15 July 2006

“Anarchy in Chicago”: Ready for Part II?

Hang onto your matriculas, everybody! Chicago’s illegal alien population and their anarchist apologists will hit the bricks again on July 19, and this time they mean business:

In recent weeks, some of the organizers’ rhetoric and positions have become more forceful. After expressing general support for immigrants in the first two marches, many organizers now say they want a plan that legalizes all immigrants, They say they will not accept a compromise. ["Immigration activists to go back on march," Chicago Tribune, July 14.]
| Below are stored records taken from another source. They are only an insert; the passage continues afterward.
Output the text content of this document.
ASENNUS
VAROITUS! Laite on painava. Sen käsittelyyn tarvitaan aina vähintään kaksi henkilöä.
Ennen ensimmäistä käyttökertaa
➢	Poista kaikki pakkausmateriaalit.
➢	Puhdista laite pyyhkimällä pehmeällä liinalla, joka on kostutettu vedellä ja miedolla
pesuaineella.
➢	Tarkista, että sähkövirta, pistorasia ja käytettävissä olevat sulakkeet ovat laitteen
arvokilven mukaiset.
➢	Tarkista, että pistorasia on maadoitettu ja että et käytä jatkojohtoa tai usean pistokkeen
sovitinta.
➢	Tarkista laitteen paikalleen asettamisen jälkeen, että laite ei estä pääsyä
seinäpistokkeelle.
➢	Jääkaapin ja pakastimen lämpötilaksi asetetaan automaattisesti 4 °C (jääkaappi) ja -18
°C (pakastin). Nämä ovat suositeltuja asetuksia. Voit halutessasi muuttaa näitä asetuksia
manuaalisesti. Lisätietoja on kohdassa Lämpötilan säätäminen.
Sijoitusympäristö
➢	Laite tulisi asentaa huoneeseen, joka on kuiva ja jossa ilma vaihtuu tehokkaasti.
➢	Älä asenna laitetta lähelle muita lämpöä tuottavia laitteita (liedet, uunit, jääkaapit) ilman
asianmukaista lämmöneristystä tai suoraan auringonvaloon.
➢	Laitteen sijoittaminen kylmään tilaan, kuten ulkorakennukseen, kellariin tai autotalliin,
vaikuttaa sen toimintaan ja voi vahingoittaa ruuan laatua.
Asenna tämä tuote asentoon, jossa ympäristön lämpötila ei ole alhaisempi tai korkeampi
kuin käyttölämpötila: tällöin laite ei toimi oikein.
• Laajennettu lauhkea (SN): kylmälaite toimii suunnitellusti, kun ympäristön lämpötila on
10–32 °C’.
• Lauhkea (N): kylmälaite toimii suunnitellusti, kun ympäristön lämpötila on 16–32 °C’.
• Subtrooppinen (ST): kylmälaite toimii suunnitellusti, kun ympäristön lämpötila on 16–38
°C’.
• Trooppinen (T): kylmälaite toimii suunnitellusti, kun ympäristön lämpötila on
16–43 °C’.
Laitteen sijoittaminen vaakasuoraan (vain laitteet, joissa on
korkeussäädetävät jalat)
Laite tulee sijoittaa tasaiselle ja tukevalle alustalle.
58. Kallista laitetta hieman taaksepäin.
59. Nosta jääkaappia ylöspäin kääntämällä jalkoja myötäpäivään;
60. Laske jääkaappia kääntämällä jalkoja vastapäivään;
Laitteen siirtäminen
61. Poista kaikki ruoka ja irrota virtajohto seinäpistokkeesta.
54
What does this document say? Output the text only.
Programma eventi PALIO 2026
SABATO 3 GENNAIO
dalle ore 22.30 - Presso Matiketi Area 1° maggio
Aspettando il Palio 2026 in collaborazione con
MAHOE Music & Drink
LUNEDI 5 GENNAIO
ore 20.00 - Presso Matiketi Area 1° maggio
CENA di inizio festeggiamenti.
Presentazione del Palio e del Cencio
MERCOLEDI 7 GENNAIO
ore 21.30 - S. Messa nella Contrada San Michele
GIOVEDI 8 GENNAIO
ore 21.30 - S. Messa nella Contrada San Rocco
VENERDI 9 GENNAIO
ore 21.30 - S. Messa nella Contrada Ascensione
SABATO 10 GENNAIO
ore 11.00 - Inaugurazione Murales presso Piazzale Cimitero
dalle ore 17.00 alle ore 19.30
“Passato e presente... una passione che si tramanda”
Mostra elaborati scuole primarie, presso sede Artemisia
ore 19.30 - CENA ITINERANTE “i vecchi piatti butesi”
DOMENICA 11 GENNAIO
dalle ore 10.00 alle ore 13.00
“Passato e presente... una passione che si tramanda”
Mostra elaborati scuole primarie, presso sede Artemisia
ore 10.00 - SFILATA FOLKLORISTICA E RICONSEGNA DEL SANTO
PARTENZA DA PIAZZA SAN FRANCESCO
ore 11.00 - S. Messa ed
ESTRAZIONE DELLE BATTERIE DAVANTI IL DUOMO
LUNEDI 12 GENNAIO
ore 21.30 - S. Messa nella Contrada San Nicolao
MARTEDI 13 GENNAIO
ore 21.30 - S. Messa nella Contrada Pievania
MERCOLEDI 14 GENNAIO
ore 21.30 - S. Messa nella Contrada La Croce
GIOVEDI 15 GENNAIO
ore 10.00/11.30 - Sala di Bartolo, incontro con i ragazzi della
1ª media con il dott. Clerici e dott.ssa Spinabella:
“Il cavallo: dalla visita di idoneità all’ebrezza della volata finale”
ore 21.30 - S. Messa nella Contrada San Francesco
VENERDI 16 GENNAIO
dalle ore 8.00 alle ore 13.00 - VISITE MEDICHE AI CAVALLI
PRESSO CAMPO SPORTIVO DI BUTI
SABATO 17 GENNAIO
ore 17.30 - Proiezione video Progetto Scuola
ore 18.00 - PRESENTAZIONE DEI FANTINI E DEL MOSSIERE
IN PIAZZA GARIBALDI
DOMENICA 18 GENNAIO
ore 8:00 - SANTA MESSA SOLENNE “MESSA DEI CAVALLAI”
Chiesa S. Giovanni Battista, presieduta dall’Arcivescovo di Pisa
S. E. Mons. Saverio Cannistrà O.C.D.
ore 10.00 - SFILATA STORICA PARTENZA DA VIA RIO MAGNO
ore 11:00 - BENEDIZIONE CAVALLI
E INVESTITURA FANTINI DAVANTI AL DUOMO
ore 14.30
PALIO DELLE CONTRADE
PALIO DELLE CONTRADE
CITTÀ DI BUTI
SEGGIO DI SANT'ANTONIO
Did you get that? Advocates for lawbreakers say they are unwilling to at least meet supporters of the rule of law half way on what U.S. Commerce Secretary Carlo Gutierrez says is the key social issue facing the U.S. What’s going on here?

“We will show them that we are not afraid and that we will stand up,” says Claudio Gaete, an organizer with the Coalition of African, Asian, Arab, European and Latino Immigrants of Illinois–a participant in Wednesday’s march–compared recent raids on workplaces that employ illegal immigrants to the internment of Japanese-Americans during World War II. In both cases, he said, the government targeted a specific ethnic group.

Whew! Are you people feeling guilty yet?

I say bring it on, Claudio. Bring on “El Pistolero.” By all means, demonstrate once again to the people of Chicago - and the nation - just how much you despise the rule of law and the sovereignty of the American people. Show up again waving the American flag instead of the ones your participants would much rather be showcasing. We’re on to you and your ilk and have but one question: Why aren’t illegal aliens back in their own countries showing the same arrogant resolve and determination they have to circumvent our immigration laws to make their homelands a place where they want to live and work? Why aren’t they demanding of those governments what they have no right to demand of ours?

I think the answer is pretty obvious, Claudio: They’re cowards.

Bastille Day

In honor of Bastille Day, Mark Steyn reprints a 2002 column on Jean Marie Le Pen –Scroll down here or read the original here in which he makes the point that the success of “far right” candidates in European elections is a result of the the same bipartisanship that exists in the United States, in which both sides of the political fence agree to do nothing about immigration, and by extension, do nothing about immigration related crime:

M. Le Pen wants to restrict immigration; Chirac and Jospin think this subject is beneath discussion. Le Pen thinks the euro is a “currency of occupation”; Chospin and Jirac think this subject is beneath discussion. Le Pen wants to pull out of the EU; Chipin and Josrac think this subject is beneath discussion. Le Pen wants to get tough on crime; Chispac and Jorin think this, too, is beneath discussion, and that may have been their mistake. European Union and even immigration are lofty, philosophical issues. But crime is personal. The French are undergoing a terrible wave of criminality, in which thousands of cars are routinely torched for fun and more and more immigrant suburbs are no-go areas for the police. Chirac and Jospin’s unwillingness even to address this issue only confirmed their image as the arrogant co-regents of a remote, insulated elite.

Europe’s ruling class has effortlessly refined Voltaire: I disapprove of what you say, but I will defend to the death my right not to have to listen to you say it. You might disapprove of what Le Pen says on immigration, but to declare that the subject cannot even be raised is profoundly unhealthy for a democracy.

You can read some coverage of Le Pen on Vdare.com here and here, I’ve never really thought much of him myself, the only way he can look good at all is by comparison with other French politicians.

As for Bastille Day itself, I’m afraid that that having political opponents who dislike the French is no excuse for actually liking them yourself, and suggest that in honor of Bastille Day, you read Operation Parricide, by Eric von Kuehnelt-Leddihn, about the horrors of the French Revolution.